The recursion is doing nothing clever. After filling one cell, the board state has changed, so re-sweep from the top. When a full sweep completes without finding any forced cell, the board is solved and we fall through to the return.

Why this works on Codewars and nowhere else

The honest version of this post: the algorithm above will hang or return an incomplete board on any sudoku that requires lookahead. If you ever reach a sweep where every empty cell has two or more legal candidates, seen.size never hits 8, nothing gets filled, and the function returns the puzzle as-is.

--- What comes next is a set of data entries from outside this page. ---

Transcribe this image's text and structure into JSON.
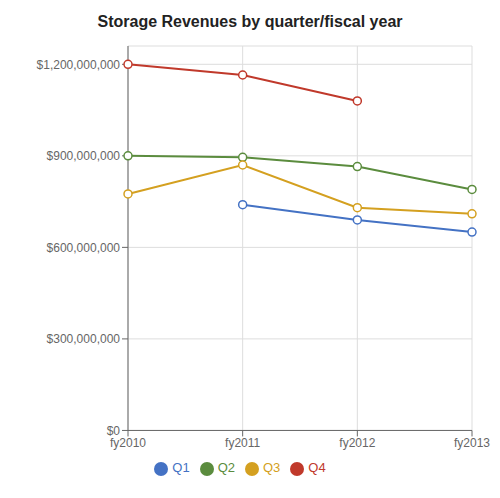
{
  "chart_data": {
    "type": "line",
    "title": "Storage Revenues by quarter/fiscal year",
    "categories": [
      "fy2010",
      "fy2011",
      "fy2012",
      "fy2013"
    ],
    "series": [
      {
        "name": "Q1",
        "color": "#4472C4",
        "values": [
          null,
          740000000,
          690000000,
          650000000
        ]
      },
      {
        "name": "Q2",
        "color": "#5B8C3E",
        "values": [
          900000000,
          895000000,
          865000000,
          790000000
        ]
      },
      {
        "name": "Q3",
        "color": "#D4A020",
        "values": [
          775000000,
          870000000,
          730000000,
          710000000
        ]
      },
      {
        "name": "Q4",
        "color": "#C0392B",
        "values": [
          1200000000,
          1165000000,
          1080000000,
          null
        ]
      }
    ],
    "ylim": [
      0,
      1260000000
    ],
    "yticks": [
      {
        "value": 0,
        "label": "$0"
      },
      {
        "value": 300000000,
        "label": "$300,000,000"
      },
      {
        "value": 600000000,
        "label": "$600,000,000"
      },
      {
        "value": 900000000,
        "label": "$900,000,000"
      },
      {
        "value": 1200000000,
        "label": "$1,200,000,000"
      }
    ],
    "grid": true,
    "legend": "bottom",
    "marker": "circle"
  }
}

Most real sudokus — the hard ones in newspapers, the "evil" tier on apps — are not determinable in this sense. They require you to provisionally place a digit, follow the consequences, and roll back if it contradicts. That's backtracking, and it's unavoidable.

Codewars guarantees determinable inputs. Within that guarantee, search is wasted code. The lesson generalises beyond sudoku.

The actual lesson

When the search space has enough structure, constraint propagation can replace search entirely.

Most problems live somewhere on a spectrum. At one end: pure search, where you have no information beyond "is this state valid?" and the only move is to try things. At the other end: pure deduction, where every step is forced by what you already know. Backtracking is the universal hammer for the first end. Constraint propagation is the scalpel for the second.

The mistake is to default to the hammer because it always works. The thing worth noticing is the shape of the problem. The word "determinable" in a kata description is a load-bearing word. So is "unique solution," "well-formed input," "guaranteed to converge." When the problem statement tells you the inputs are nice, the solution can be nicer too.

In practice it looks like this: a function that would have been thirty lines of recursion-with-state becomes ten lines of "sweep and fill." It runs faster. It's easier to read. And it fails loudly and immediately on inputs that violate the assumption — which, if you're being honest about your inputs, is a feature.

The general solver still exists. Keep it in your back pocket for the day someone hands you a real sudoku.